I see that Walmart is fooling people again. On Nov. 29, the Portland Press Herald reported that Walmart workers are demonstrating for a fair wage ($15/hour). At today’s cost of living, $15 an hour doesn’t seem way out of line. Of course, if you work for minimum wage, that $15 per hour may seem like a lot. Most people making $15 an hour don’t get much public assistance as do those lower-wage earners at Walmart and other such race-to-the-bottom employers. In reality we are subsidizing Walmart through giving their underpaid workers enough to get by on.

To add insult, Walmart spokesman Kory Lundberg stated that Walmart employees are already averaging $12.94 per hour.
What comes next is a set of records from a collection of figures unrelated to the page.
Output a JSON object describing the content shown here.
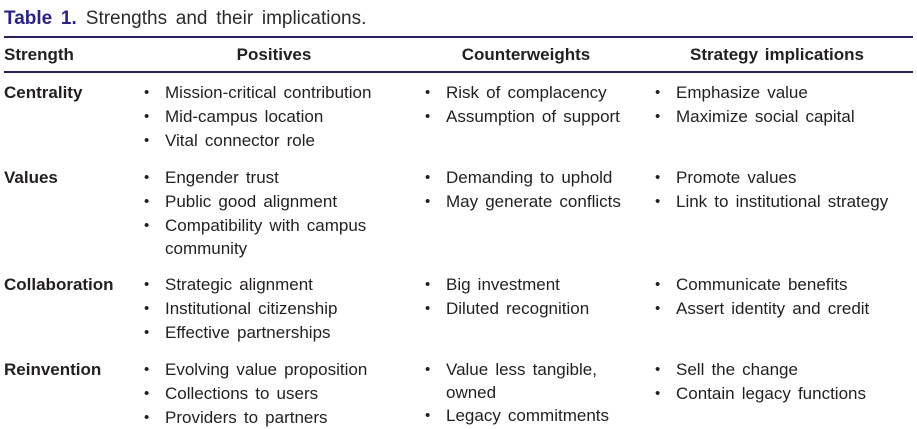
{
  "caption": {
    "label": "Table 1.",
    "text": "Strengths and their implications."
  },
  "colors": {
    "caption_accent": "#2a2382",
    "rule": "#262262",
    "body_text": "#231f20"
  },
  "table": {
    "columns": [
      "Strength",
      "Positives",
      "Counterweights",
      "Strategy implications"
    ],
    "rows": [
      {
        "strength": "Centrality",
        "positives": [
          "Mission-critical contribution",
          "Mid-campus location",
          "Vital connector role"
        ],
        "counterweights": [
          "Risk of complacency",
          "Assumption of support"
        ],
        "strategy": [
          "Emphasize value",
          "Maximize social capital"
        ]
      },
      {
        "strength": "Values",
        "positives": [
          "Engender trust",
          "Public good alignment",
          "Compatibility with campus community"
        ],
        "counterweights": [
          "Demanding to uphold",
          "May generate conflicts"
        ],
        "strategy": [
          "Promote values",
          "Link to institutional strategy"
        ]
      },
      {
        "strength": "Collaboration",
        "positives": [
          "Strategic alignment",
          "Institutional citizenship",
          "Effective partnerships"
        ],
        "counterweights": [
          "Big investment",
          "Diluted recognition"
        ],
        "strategy": [
          "Communicate benefits",
          "Assert identity and credit"
        ]
      },
      {
        "strength": "Reinvention",
        "positives": [
          "Evolving value proposition",
          "Collections to users",
          "Providers to partners"
        ],
        "counterweights": [
          "Value less tangible, owned",
          "Legacy commitments"
        ],
        "strategy": [
          "Sell the change",
          "Contain legacy functions"
        ]
      }
    ]
  }
}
This is most deceptive. For instance: If a Walmart store has 100 employees and pays them according to the following pay schedule: One employee (general manager), $32 per hour, eight department heads at $20/hour each, 26 mid-level supervisors at 15/hour each, 30 seniority workers at $13 each and 35 entry-level workers at $9/hour each, that leaves an average hourly wage for the 100 employees of $12.87 per hour. You can now see how the extremely high wages of the top one-third of the store’s employees are skewing the numbers of bottom two-thirds of the employee base. Even the middle one-third of the employees is earning less than the stated average.
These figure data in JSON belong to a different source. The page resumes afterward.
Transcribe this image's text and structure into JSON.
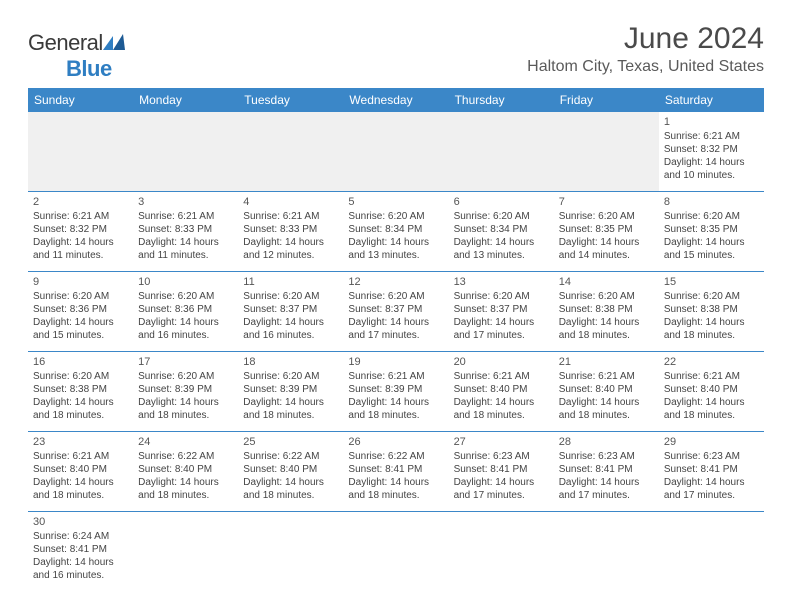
{
  "logo": {
    "text_general": "General",
    "text_blue": "Blue"
  },
  "title": "June 2024",
  "location": "Haltom City, Texas, United States",
  "colors": {
    "header_bg": "#3b87c8",
    "header_text": "#ffffff",
    "cell_border": "#3b87c8",
    "blank_bg": "#f0f0f0",
    "logo_blue": "#2f7ec2",
    "text": "#444444"
  },
  "day_headers": [
    "Sunday",
    "Monday",
    "Tuesday",
    "Wednesday",
    "Thursday",
    "Friday",
    "Saturday"
  ],
  "weeks": [
    [
      null,
      null,
      null,
      null,
      null,
      null,
      {
        "n": "1",
        "sunrise": "6:21 AM",
        "sunset": "8:32 PM",
        "daylight": "14 hours and 10 minutes."
      }
    ],
    [
      {
        "n": "2",
        "sunrise": "6:21 AM",
        "sunset": "8:32 PM",
        "daylight": "14 hours and 11 minutes."
      },
      {
        "n": "3",
        "sunrise": "6:21 AM",
        "sunset": "8:33 PM",
        "daylight": "14 hours and 11 minutes."
      },
      {
        "n": "4",
        "sunrise": "6:21 AM",
        "sunset": "8:33 PM",
        "daylight": "14 hours and 12 minutes."
      },
      {
        "n": "5",
        "sunrise": "6:20 AM",
        "sunset": "8:34 PM",
        "daylight": "14 hours and 13 minutes."
      },
      {
        "n": "6",
        "sunrise": "6:20 AM",
        "sunset": "8:34 PM",
        "daylight": "14 hours and 13 minutes."
      },
      {
        "n": "7",
        "sunrise": "6:20 AM",
        "sunset": "8:35 PM",
        "daylight": "14 hours and 14 minutes."
      },
      {
        "n": "8",
        "sunrise": "6:20 AM",
        "sunset": "8:35 PM",
        "daylight": "14 hours and 15 minutes."
      }
    ],
    [
      {
        "n": "9",
        "sunrise": "6:20 AM",
        "sunset": "8:36 PM",
        "daylight": "14 hours and 15 minutes."
      },
      {
        "n": "10",
        "sunrise": "6:20 AM",
        "sunset": "8:36 PM",
        "daylight": "14 hours and 16 minutes."
      },
      {
        "n": "11",
        "sunrise": "6:20 AM",
        "sunset": "8:37 PM",
        "daylight": "14 hours and 16 minutes."
      },
      {
        "n": "12",
        "sunrise": "6:20 AM",
        "sunset": "8:37 PM",
        "daylight": "14 hours and 17 minutes."
      },
      {
        "n": "13",
        "sunrise": "6:20 AM",
        "sunset": "8:37 PM",
        "daylight": "14 hours and 17 minutes."
      },
      {
        "n": "14",
        "sunrise": "6:20 AM",
        "sunset": "8:38 PM",
        "daylight": "14 hours and 18 minutes."
      },
      {
        "n": "15",
        "sunrise": "6:20 AM",
        "sunset": "8:38 PM",
        "daylight": "14 hours and 18 minutes."
      }
    ],
    [
      {
        "n": "16",
        "sunrise": "6:20 AM",
        "sunset": "8:38 PM",
        "daylight": "14 hours and 18 minutes."
      },
      {
        "n": "17",
        "sunrise": "6:20 AM",
        "sunset": "8:39 PM",
        "daylight": "14 hours and 18 minutes."
      },
      {
        "n": "18",
        "sunrise": "6:20 AM",
        "sunset": "8:39 PM",
        "daylight": "14 hours and 18 minutes."
      },
      {
        "n": "19",
        "sunrise": "6:21 AM",
        "sunset": "8:39 PM",
        "daylight": "14 hours and 18 minutes."
      },
      {
        "n": "20",
        "sunrise": "6:21 AM",
        "sunset": "8:40 PM",
        "daylight": "14 hours and 18 minutes."
      },
      {
        "n": "21",
        "sunrise": "6:21 AM",
        "sunset": "8:40 PM",
        "daylight": "14 hours and 18 minutes."
      },
      {
        "n": "22",
        "sunrise": "6:21 AM",
        "sunset": "8:40 PM",
        "daylight": "14 hours and 18 minutes."
      }
    ],
    [
      {
        "n": "23",
        "sunrise": "6:21 AM",
        "sunset": "8:40 PM",
        "daylight": "14 hours and 18 minutes."
      },
      {
        "n": "24",
        "sunrise": "6:22 AM",
        "sunset": "8:40 PM",
        "daylight": "14 hours and 18 minutes."
      },
      {
        "n": "25",
        "sunrise": "6:22 AM",
        "sunset": "8:40 PM",
        "daylight": "14 hours and 18 minutes."
      },
      {
        "n": "26",
        "sunrise": "6:22 AM",
        "sunset": "8:41 PM",
        "daylight": "14 hours and 18 minutes."
      },
      {
        "n": "27",
        "sunrise": "6:23 AM",
        "sunset": "8:41 PM",
        "daylight": "14 hours and 17 minutes."
      },
      {
        "n": "28",
        "sunrise": "6:23 AM",
        "sunset": "8:41 PM",
        "daylight": "14 hours and 17 minutes."
      },
      {
        "n": "29",
        "sunrise": "6:23 AM",
        "sunset": "8:41 PM",
        "daylight": "14 hours and 17 minutes."
      }
    ],
    [
      {
        "n": "30",
        "sunrise": "6:24 AM",
        "sunset": "8:41 PM",
        "daylight": "14 hours and 16 minutes."
      },
      null,
      null,
      null,
      null,
      null,
      null
    ]
  ],
  "labels": {
    "sunrise_prefix": "Sunrise: ",
    "sunset_prefix": "Sunset: ",
    "daylight_prefix": "Daylight: "
  }
}
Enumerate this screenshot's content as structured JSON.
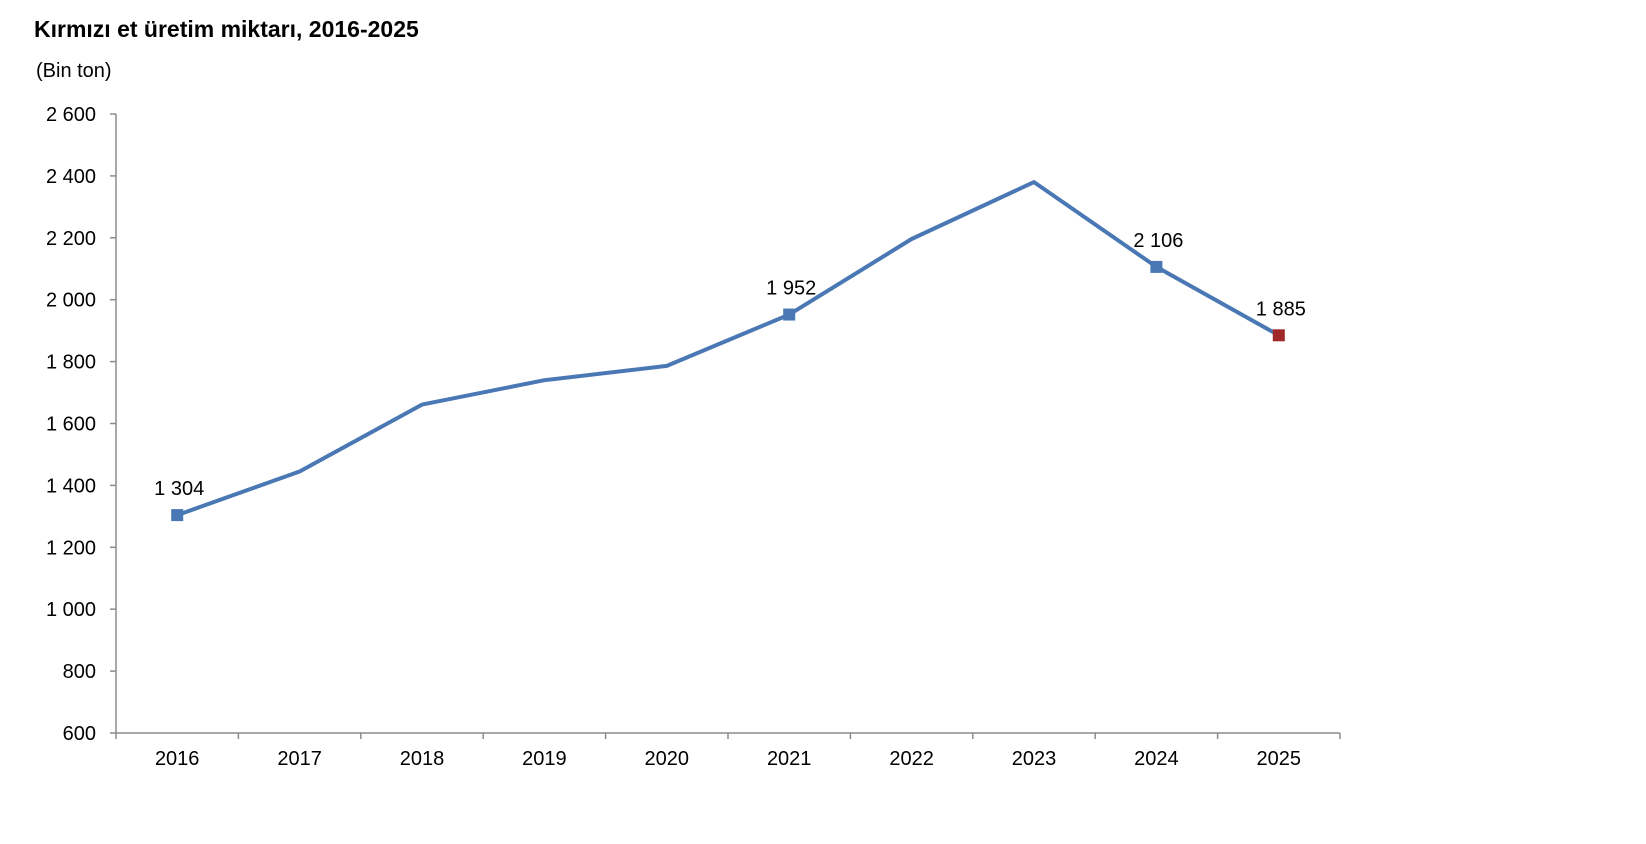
{
  "chart_data": {
    "type": "line",
    "title": "Kırmızı et üretim miktarı, 2016-2025",
    "ylabel": "(Bin ton)",
    "xlabel": "",
    "categories": [
      "2016",
      "2017",
      "2018",
      "2019",
      "2020",
      "2021",
      "2022",
      "2023",
      "2024",
      "2025"
    ],
    "series": [
      {
        "values": [
          1304,
          1445,
          1661,
          1740,
          1786,
          1952,
          2196,
          2380,
          2106,
          1885
        ],
        "color": "#4a78b4"
      }
    ],
    "ylim": [
      600,
      2600
    ],
    "yticks": [
      600,
      800,
      1000,
      1200,
      1400,
      1600,
      1800,
      2000,
      2200,
      2400,
      2600
    ],
    "ytick_labels": [
      "600",
      "800",
      "1 000",
      "1 200",
      "1 400",
      "1 600",
      "1 800",
      "2 000",
      "2 200",
      "2 400",
      "2 600"
    ],
    "markers": [
      {
        "index": 0,
        "color": "#4a78b4"
      },
      {
        "index": 5,
        "color": "#4a78b4"
      },
      {
        "index": 8,
        "color": "#4a78b4"
      },
      {
        "index": 9,
        "color": "#a02828"
      }
    ],
    "data_labels": [
      {
        "index": 0,
        "text": "1 304"
      },
      {
        "index": 5,
        "text": "1 952"
      },
      {
        "index": 8,
        "text": "2 106"
      },
      {
        "index": 9,
        "text": "1 885"
      }
    ],
    "grid": false,
    "legend": "none",
    "axis_color": "#8c8c8c"
  }
}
In the future, I hope that reporters ask these deceitful employers to give a more thorough breakdown of their method on how their average wage was calculated.

Of course some Walmart manager will say that my figures are not correct. I would agree, as I do not have access to their payroll records. I can only estimate. They can fix that by just making all of their payroll records locally public.